Another serious consideration is that mid- and high-level professionals in both organizations are highly partisan. Most lean strongly leftward. They openly oppose the president (walk through the State corridors and look at the anti-Bush cartoons, many quite virulent, pinned on office doors) and consciously disregard policy directives in favor of business as usual – they way they want to conduct it. This aberrant behavior has been characteristic of both organizations for decades and persists.

This combination of recalcitrance and embarrassment stifles administration counteroffensives to the mass denial that characterizes reporting from Iraq.

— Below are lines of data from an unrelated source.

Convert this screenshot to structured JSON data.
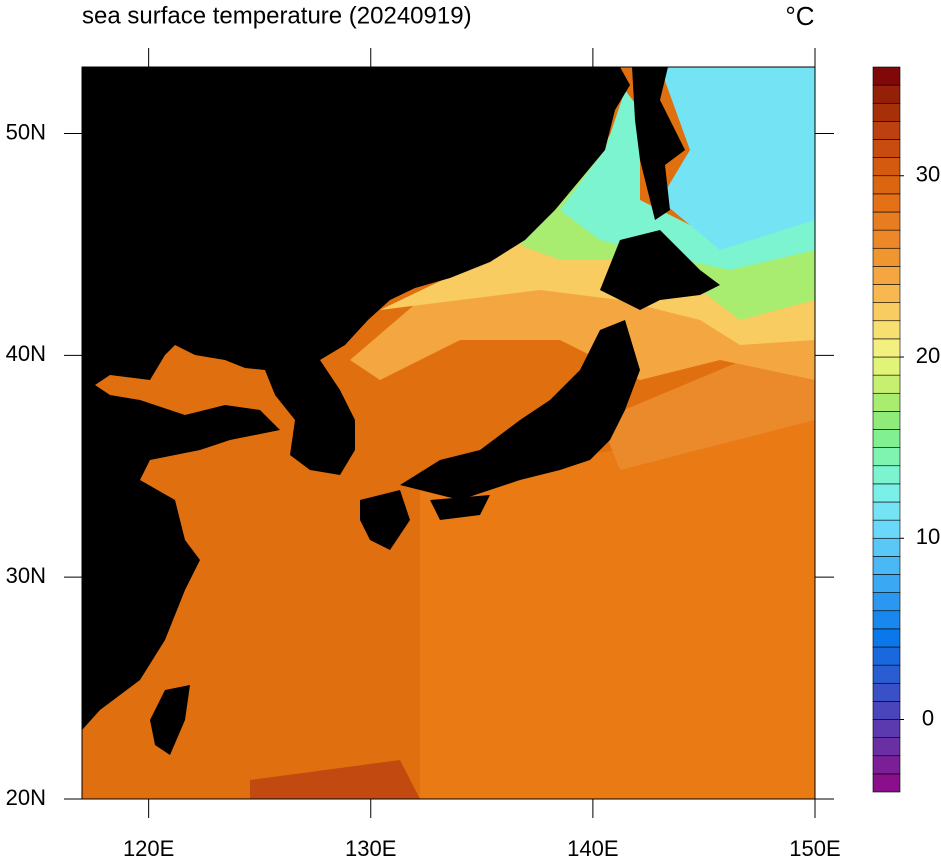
{
  "chart_data": {
    "type": "map",
    "title": "sea surface temperature (20240919)",
    "unit": "°C",
    "xlim": [
      117,
      150
    ],
    "ylim": [
      20,
      53
    ],
    "xticks": [
      {
        "value": 120,
        "label": "120E"
      },
      {
        "value": 130,
        "label": "130E"
      },
      {
        "value": 140,
        "label": "140E"
      },
      {
        "value": 150,
        "label": "150E"
      }
    ],
    "yticks": [
      {
        "value": 20,
        "label": "20N"
      },
      {
        "value": 30,
        "label": "30N"
      },
      {
        "value": 40,
        "label": "40N"
      },
      {
        "value": 50,
        "label": "50N"
      }
    ],
    "colorbar": {
      "lim": [
        -4,
        36
      ],
      "ticks": [
        0,
        10,
        20,
        30
      ],
      "colors": [
        "#8a0f8a",
        "#7a1f96",
        "#6a2fa2",
        "#5a3aae",
        "#4a45ba",
        "#3a50c6",
        "#2a5cd2",
        "#1a68de",
        "#0a78ea",
        "#1888ee",
        "#2a98f0",
        "#3aa8f2",
        "#4ab8f4",
        "#5ac8f6",
        "#6ad8f8",
        "#74e4f4",
        "#7af0e8",
        "#7cf4d0",
        "#7ef4b0",
        "#80f090",
        "#90ec7a",
        "#a8ec70",
        "#c8f070",
        "#e0f478",
        "#f4f080",
        "#f8e070",
        "#f8cc60",
        "#f8b850",
        "#f4a640",
        "#f09630",
        "#ec8828",
        "#e87c20",
        "#e47018",
        "#dc6610",
        "#d45a10",
        "#c84c10",
        "#bc4010",
        "#a83008",
        "#942008",
        "#800808"
      ]
    }
  }
}
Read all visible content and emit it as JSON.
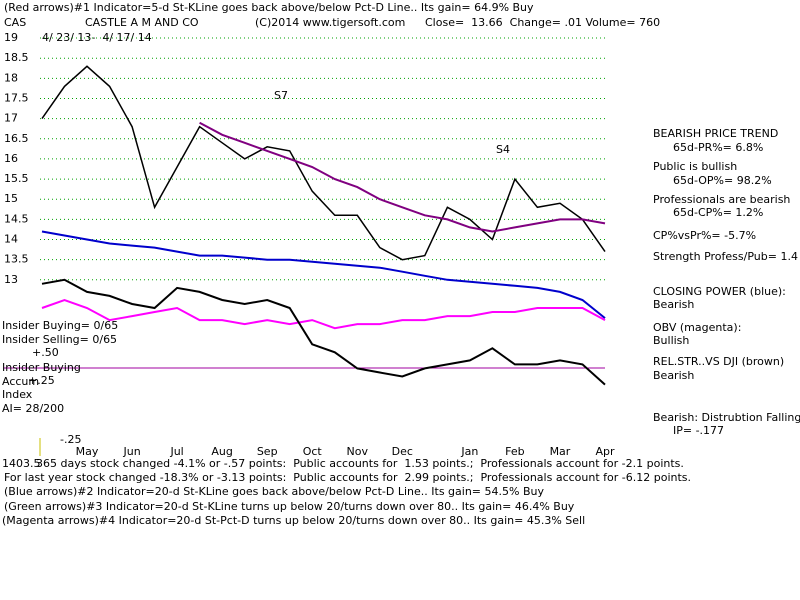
{
  "chart_data": {
    "type": "line",
    "title": "(Red arrows)#1 Indicator=5-d St-KLine goes back above/below Pct-D Line.. Its gain= 64.9% Buy",
    "ticker": "CAS",
    "company": "CASTLE A M AND CO",
    "source": "(C)2014 www.tigersoft.com",
    "quote": "Close=  13.66  Change= .01 Volume= 760",
    "date_range": "4/ 23/ 13-  4/ 17/ 14",
    "categories": [
      null,
      null,
      "May",
      null,
      "Jun",
      null,
      "Jul",
      null,
      "Aug",
      null,
      "Sep",
      null,
      "Oct",
      null,
      "Nov",
      null,
      "Dec",
      null,
      null,
      "Jan",
      null,
      "Feb",
      null,
      "Mar",
      null,
      "Apr"
    ],
    "series": [
      {
        "color": "#000000",
        "values": [
          17.0,
          17.8,
          18.3,
          17.8,
          16.8,
          14.8,
          15.8,
          16.8,
          16.4,
          16.0,
          16.3,
          16.2,
          15.2,
          14.6,
          14.6,
          13.8,
          13.5,
          13.6,
          14.8,
          14.5,
          14.0,
          15.5,
          14.8,
          14.9,
          14.5,
          13.7
        ]
      },
      {
        "color": "#800080",
        "values": [
          null,
          null,
          null,
          null,
          null,
          null,
          null,
          16.9,
          16.6,
          16.4,
          16.2,
          16.0,
          15.8,
          15.5,
          15.3,
          15.0,
          14.8,
          14.6,
          14.5,
          14.3,
          14.2,
          14.3,
          14.4,
          14.5,
          14.5,
          14.4
        ]
      },
      {
        "color": "#0000cc",
        "values": [
          14.2,
          14.1,
          14.0,
          13.9,
          13.85,
          13.8,
          13.7,
          13.6,
          13.6,
          13.55,
          13.5,
          13.5,
          13.45,
          13.4,
          13.35,
          13.3,
          13.2,
          13.1,
          13.0,
          12.95,
          12.9,
          12.85,
          12.8,
          12.7,
          12.5,
          12.05
        ]
      },
      {
        "color": "#ff00ff",
        "values": [
          12.3,
          12.5,
          12.3,
          12.0,
          12.1,
          12.2,
          12.3,
          12.0,
          12.0,
          11.9,
          12.0,
          11.9,
          12.0,
          11.8,
          11.9,
          11.9,
          12.0,
          12.0,
          12.1,
          12.1,
          12.2,
          12.2,
          12.3,
          12.3,
          12.3,
          12.0
        ]
      },
      {
        "color": "#000000",
        "values": [
          12.9,
          13.0,
          12.7,
          12.6,
          12.4,
          12.3,
          12.8,
          12.7,
          12.5,
          12.4,
          12.5,
          12.3,
          11.4,
          11.2,
          10.8,
          10.7,
          10.6,
          10.8,
          10.9,
          11.0,
          11.3,
          10.9,
          10.9,
          11.0,
          10.9,
          10.4
        ]
      }
    ],
    "ylim": [
      8.9,
      19.2
    ],
    "yticks": [
      19,
      18.5,
      18,
      17.5,
      17,
      16.5,
      16,
      15.5,
      15,
      14.5,
      14,
      13.5,
      13
    ],
    "grid": true,
    "grid_color": "#00a000",
    "annotations": [
      "S7",
      "S4"
    ]
  },
  "side_notes": [
    "BEARISH PRICE TREND",
    "65d-PR%= 6.8%",
    "Public is bullish",
    "65d-OP%= 98.2%",
    "Professionals are bearish",
    "65d-CP%= 1.2%",
    "CP%vsPr%= -5.7%",
    "Strength Profess/Pub= 1.4",
    "CLOSING POWER (blue):",
    "Bearish",
    "OBV (magenta):",
    "Bullish",
    "REL.STR..VS DJI (brown)",
    "Bearish",
    "Bearish: Distrubtion Falling",
    "IP= -.177"
  ],
  "panel_labels": [
    "Insider Buying= 0/65",
    "Insider Selling= 0/65",
    "+.50",
    "Insider Buying",
    "Accum",
    "+.25",
    "Index",
    "AI= 28/200",
    "-.25"
  ],
  "footer": [
    "1403.5",
    "365 days stock changed -4.1% or -.57 points:  Public accounts for  1.53 points.;  Professionals account for -2.1 points.",
    "For last year stock changed -18.3% or -3.13 points:  Public accounts for  2.99 points.;  Professionals account for -6.12 points.",
    "(Blue arrows)#2 Indicator=20-d St-KLine goes back above/below Pct-D Line.. Its gain= 54.5% Buy",
    "(Green arrows)#3 Indicator=20-d St-KLine turns up below 20/turns down over 80.. Its gain= 46.4% Buy",
    "(Magenta arrows)#4 Indicator=20-d St-Pct-D turns up below 20/turns down over 80.. Its gain= 45.3% Sell"
  ]
}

Unable to get “clearance” at the staff levels, high level officials are reluctant to trumpet these revelations knowing full well that calculated “leaks” by career anti-Bush bureaucrats to friendly media will torpedo their efforts. Thus it has been left to the alternative media to assume expose the truth and the motivations of those so willing to suppress it for career or political reasons.

Talented individuals like author/analyst Laura Mansfield and former UNSCOM weapons inspector Bill Tierney have taken on the task to translate and release some of the avalanche of captured Iraqi documents grudgingly let go by the Director of National Intelligence, and under pressure from Congress. These brave citizens are being fought every step of the way. Next watch for personal attack and slander, the last resort tools the left employs when it want to avoid fact.

When will honest journalists in the print and TV media – there must be some out there –bow under the weight of this mounting evidence and concede their errors? We have passed the tipping point in the weight of evidence that vindicates the allegations of al Qaeda ties, WMD, and hostile intentions. Continued denial of the truth is unacceptable.